Поход затягивался. Короткие остановки, лёгкие перекусы и отправление потребностей (умное снаряжение позволяло всё это делать, не снимая защитных систем). Ночевать не стали, шли и шли вперёд и встретили утро во всё том же монотонном и однообразном фунгусовом лесу.
- Филимонов, а вам не кажется, что мы сглупили? - прохрипел историк. О, только Капитану ведомо, как же Кондратий устал!
- Сглупили мы, когда родились. А сегодня мы скоро куда-то придём. Смотри под девятое от нас дерево? Зелёную точку заметил?

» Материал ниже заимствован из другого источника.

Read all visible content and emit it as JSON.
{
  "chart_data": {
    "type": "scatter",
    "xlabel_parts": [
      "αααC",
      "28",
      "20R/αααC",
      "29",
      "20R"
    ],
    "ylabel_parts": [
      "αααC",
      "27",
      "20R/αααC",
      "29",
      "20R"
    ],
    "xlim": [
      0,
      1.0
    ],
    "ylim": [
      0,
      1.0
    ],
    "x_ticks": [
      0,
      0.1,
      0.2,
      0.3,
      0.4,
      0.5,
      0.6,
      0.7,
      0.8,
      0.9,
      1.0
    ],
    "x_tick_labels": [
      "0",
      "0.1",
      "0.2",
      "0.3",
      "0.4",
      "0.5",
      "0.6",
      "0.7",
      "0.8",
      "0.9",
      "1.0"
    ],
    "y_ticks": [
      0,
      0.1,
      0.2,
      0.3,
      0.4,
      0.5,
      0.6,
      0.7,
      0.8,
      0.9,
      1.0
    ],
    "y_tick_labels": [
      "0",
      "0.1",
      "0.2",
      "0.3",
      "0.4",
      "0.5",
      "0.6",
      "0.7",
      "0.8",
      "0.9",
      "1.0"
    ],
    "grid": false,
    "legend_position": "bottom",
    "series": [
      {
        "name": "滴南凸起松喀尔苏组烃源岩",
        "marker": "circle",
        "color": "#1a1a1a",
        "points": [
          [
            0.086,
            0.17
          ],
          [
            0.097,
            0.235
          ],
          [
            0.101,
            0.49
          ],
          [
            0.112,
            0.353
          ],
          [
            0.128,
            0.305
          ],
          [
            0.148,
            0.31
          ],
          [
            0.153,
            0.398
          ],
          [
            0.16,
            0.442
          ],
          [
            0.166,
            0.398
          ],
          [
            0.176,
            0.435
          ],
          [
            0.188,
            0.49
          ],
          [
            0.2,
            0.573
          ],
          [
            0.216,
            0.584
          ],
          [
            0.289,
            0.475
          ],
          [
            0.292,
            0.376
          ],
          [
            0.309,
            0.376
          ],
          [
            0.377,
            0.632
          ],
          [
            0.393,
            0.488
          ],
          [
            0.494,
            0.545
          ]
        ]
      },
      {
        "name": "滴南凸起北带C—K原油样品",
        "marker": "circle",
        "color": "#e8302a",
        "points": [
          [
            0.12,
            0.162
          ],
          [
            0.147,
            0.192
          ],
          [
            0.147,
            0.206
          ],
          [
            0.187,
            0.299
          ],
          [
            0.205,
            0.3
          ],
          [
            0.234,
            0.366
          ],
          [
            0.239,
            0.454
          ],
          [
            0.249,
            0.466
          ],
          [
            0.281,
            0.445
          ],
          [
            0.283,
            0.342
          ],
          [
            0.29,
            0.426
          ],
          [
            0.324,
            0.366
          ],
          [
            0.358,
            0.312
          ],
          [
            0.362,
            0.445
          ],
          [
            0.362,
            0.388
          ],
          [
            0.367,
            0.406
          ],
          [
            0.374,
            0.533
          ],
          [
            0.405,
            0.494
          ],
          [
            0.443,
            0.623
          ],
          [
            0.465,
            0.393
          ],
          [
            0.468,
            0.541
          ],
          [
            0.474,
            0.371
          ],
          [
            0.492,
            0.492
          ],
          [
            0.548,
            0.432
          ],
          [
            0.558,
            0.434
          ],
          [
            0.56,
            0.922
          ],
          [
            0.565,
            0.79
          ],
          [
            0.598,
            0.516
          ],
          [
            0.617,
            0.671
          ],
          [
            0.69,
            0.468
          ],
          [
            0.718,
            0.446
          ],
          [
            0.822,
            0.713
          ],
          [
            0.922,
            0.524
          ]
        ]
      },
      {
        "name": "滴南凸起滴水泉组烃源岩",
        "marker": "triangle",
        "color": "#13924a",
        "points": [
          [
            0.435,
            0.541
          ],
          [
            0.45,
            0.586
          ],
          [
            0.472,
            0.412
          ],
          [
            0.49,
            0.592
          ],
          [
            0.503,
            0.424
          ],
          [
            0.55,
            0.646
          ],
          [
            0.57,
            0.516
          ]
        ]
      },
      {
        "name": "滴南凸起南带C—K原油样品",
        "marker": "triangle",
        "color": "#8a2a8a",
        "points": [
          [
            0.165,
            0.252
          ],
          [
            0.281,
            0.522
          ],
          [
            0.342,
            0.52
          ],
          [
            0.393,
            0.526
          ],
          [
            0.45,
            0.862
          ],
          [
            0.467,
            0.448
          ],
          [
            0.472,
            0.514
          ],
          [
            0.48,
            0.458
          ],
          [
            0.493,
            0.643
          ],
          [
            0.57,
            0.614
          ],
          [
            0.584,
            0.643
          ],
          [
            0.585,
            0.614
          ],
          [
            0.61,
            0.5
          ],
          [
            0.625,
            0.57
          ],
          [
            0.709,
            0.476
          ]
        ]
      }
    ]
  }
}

- Сорняк какой-то. И его мы искали?... Подожди! Зелёное?!
- Ага! Парень, мы выходим в глаз фунгуса.
Глаз фунгуса, неизменный атрибут любого голосериала про храбрых полицейских и трусливых нарушителей общественного порядка. Представьте себе розовый лес, зелёные вкрапления в нём, которых постепенно становится всё больше и больше. Лес переходит в розовый кустарник, а за ним чудо из чудес - обычный зелёный луг. Иногда с деревьями и ручьями, иногда огромный, достаточный для разбивки лагеря на десятки людей, чаще - похожий на маленькую полянку. Но самое главное - здесь можно дышать без маски, пить воду и употреблять в пищу странные, но сытные порождения флоры планеты, высокие растения, без изысков именуемые "едиво".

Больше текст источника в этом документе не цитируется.